1. Total distance traveled varies directly with the amount of time spent traveling. If traveling 4.5 hours results in 180 miles traveled, write the direct linear variation equation. Then determine how long it would take you to travel 320 miles, assuming you traveled at the same rate.
a. What are the variables (the input and output)?
b. Solve for k.
c. Write the direct variation equation.
d. How long will it take you to travel 320 miles? Please write your answer in a complete sentence.
a) depends on how you define your variables
e.g. let the time be t hours, and the distance be d miles
then :
d = kt
plug in d= 180 and t = 4.5 to solve for k
rewrite the equation , now that you know k
sub in d = 320 and solve for t
a. The input variable is the time spent traveling, and the output variable is the total distance traveled.
b. To solve for k, we'll use the given information that traveling 4.5 hours results in 180 miles traveled. We can set up the equation:
distance = k * time
Given that distance = 180 miles and time = 4.5 hours, we substitute these values into the equation:
180 = k * 4.5
To solve for k, divide both sides of the equation by 4.5:
k = 180 / 4.5
Simplifying the right side:
k = 40
So, k equals 40.
c.

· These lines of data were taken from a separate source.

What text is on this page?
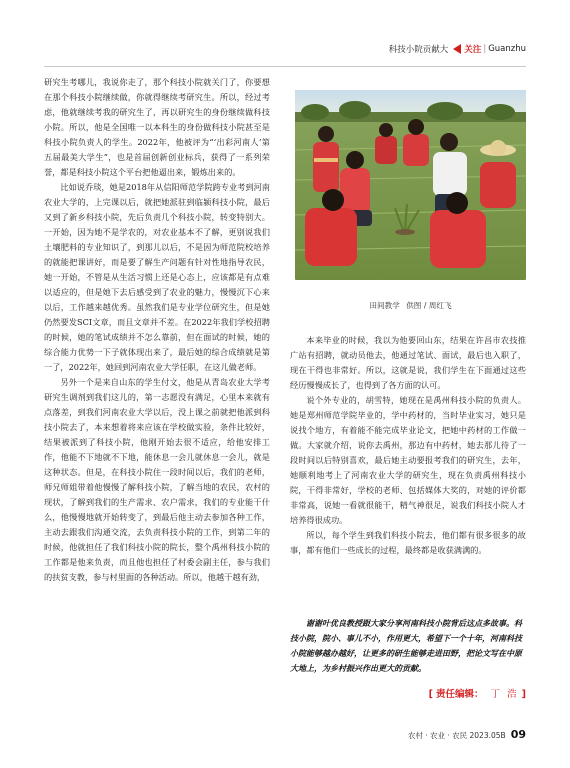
科技小院贡献大 关注 | Guanzhu

研究生考哪儿，我说你走了，那个科技小院就关门了，你要想在那个科技小院继续做，你就得继续考研究生。所以，经过考虑，他就继续考我的研究生了，再以研究生的身份继续做科技小院。所以，他是全国唯一以本科生的身份做科技小院甚至是科技小院负责人的学生。2022年，他被评为“‘出彩河南人’第五届最美大学生”，也是首届创新创业标兵，获得了一系列荣誉，都是科技小院这个平台把他逼出来，锻炼出来的。

比如说乔琰，她是2018年从信阳师范学院跨专业考到河南农业大学的，上完课以后，就把她派驻到临颍科技小院，最后又到了新乡科技小院，先后负责几个科技小院，转变特别大。一开始，因为她不是学农的，对农业基本不了解，更别说我们土壤肥料的专业知识了，到那儿以后，不是因为师范院校培养的就能把课讲好，而是要了解生产问题有针对性地指导农民，她一开始，不管是从生活习惯上还是心态上，应该都是有点难以适应的，但是她下去后感受到了农业的魅力，慢慢沉下心来以后，工作越来越优秀。虽然我们是专业学位研究生，但是她仍然要发SCI文章，而且文章并不差。在2022年我们学校招聘的时候，她的笔试成绩并不怎么靠前，但在面试的时候，她的综合能力优势一下子就体现出来了，最后她的综合成绩就是第一了，2022年，她回到河南农业大学任职，在这儿做老师。

另外一个是来自山东的学生付文，他是从青岛农业大学考研究生调剂到我们这儿的，第一志愿没有满足，心里本来就有点落差，到我们河南农业大学以后，没上课之前就把他派到科技小院去了，本来想着将来应该在学校做实验，条件比较好，结果被派到了科技小院，他刚开始去很不适应，给他安排工作，他能不下地就不下地，能休息一会儿就休息一会儿，就是这种状态。但是，在科技小院住一段时间以后，我们的老师，师兄师姐带着他慢慢了解科技小院，了解当地的农民，农村的现状，了解到我们的生产需求、农户需求，我们的专业能干什么，他慢慢地就开始转变了，到最后他主动去参加各种工作，主动去跟我们沟通交流，去负责科技小院的工作，到第二年的时候，他就担任了我们科技小院的院长，整个禹州科技小院的工作都是他来负责，而且他也担任了村委会副主任，参与我们的扶贫支教，参与村里面的各种活动。所以，他越干越有劲，

田间教学 供图 / 周红飞

本来毕业的时候，我以为他要回山东，结果在许昌市农技推广站有招聘，就动员他去，他通过笔试、面试，最后也入职了，现在干得也非常好。所以，这就是说，我们学生在下面通过这些经历慢慢成长了，也得到了各方面的认可。

说个外专业的，胡雪特，她现在是禹州科技小院的负责人。她是郑州师范学院毕业的，学中药材的，当时毕业实习，她只是说找个地方，有着能不能完成毕业论文，把她中药材的工作做一做。大家就介绍，说你去禹州，那边有中药材，她去那儿待了一段时间以后特别喜欢，最后她主动要报考我们的研究生，去年，她顺利地考上了河南农业大学的研究生，现在负责禹州科技小院，干得非常好，学校的老师、包括媒体大奖的，对她的评价都非常高，说她一看就很能干，精气神很足，说我们科技小院人才培养得很成功。

所以，每个学生到我们科技小院去，他们都有很多很多的故事，都有他们一些成长的过程，最终都是收获满满的。

谢谢叶优良教授跟大家分享河南科技小院背后这点多故事。科技小院，院小、事儿不小，作用更大，希望下一个十年，河南科技小院能够越办越好，让更多的研生能够走进田野，把论文写在中原大地上，为乡村振兴作出更大的贡献。

[ 责任编辑： 丁 浩 ]
农村 · 农业 · 农民 2023.05B 09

The direct variation equation is:
distance = k * time
Now that we know k is 40, the equation becomes:
distance = 40 * time
d. To calculate how long it would take to travel 320 miles, we can use the direct variation equation we found in part c. We'll substitute distance = 320 miles into the equation:
320 = 40 * time
To solve for time, divide both sides of the equation by 40:
time = 320 / 40
Simplifying the right side:
time = 8
Therefore, it would take 8 hours to travel 320 miles.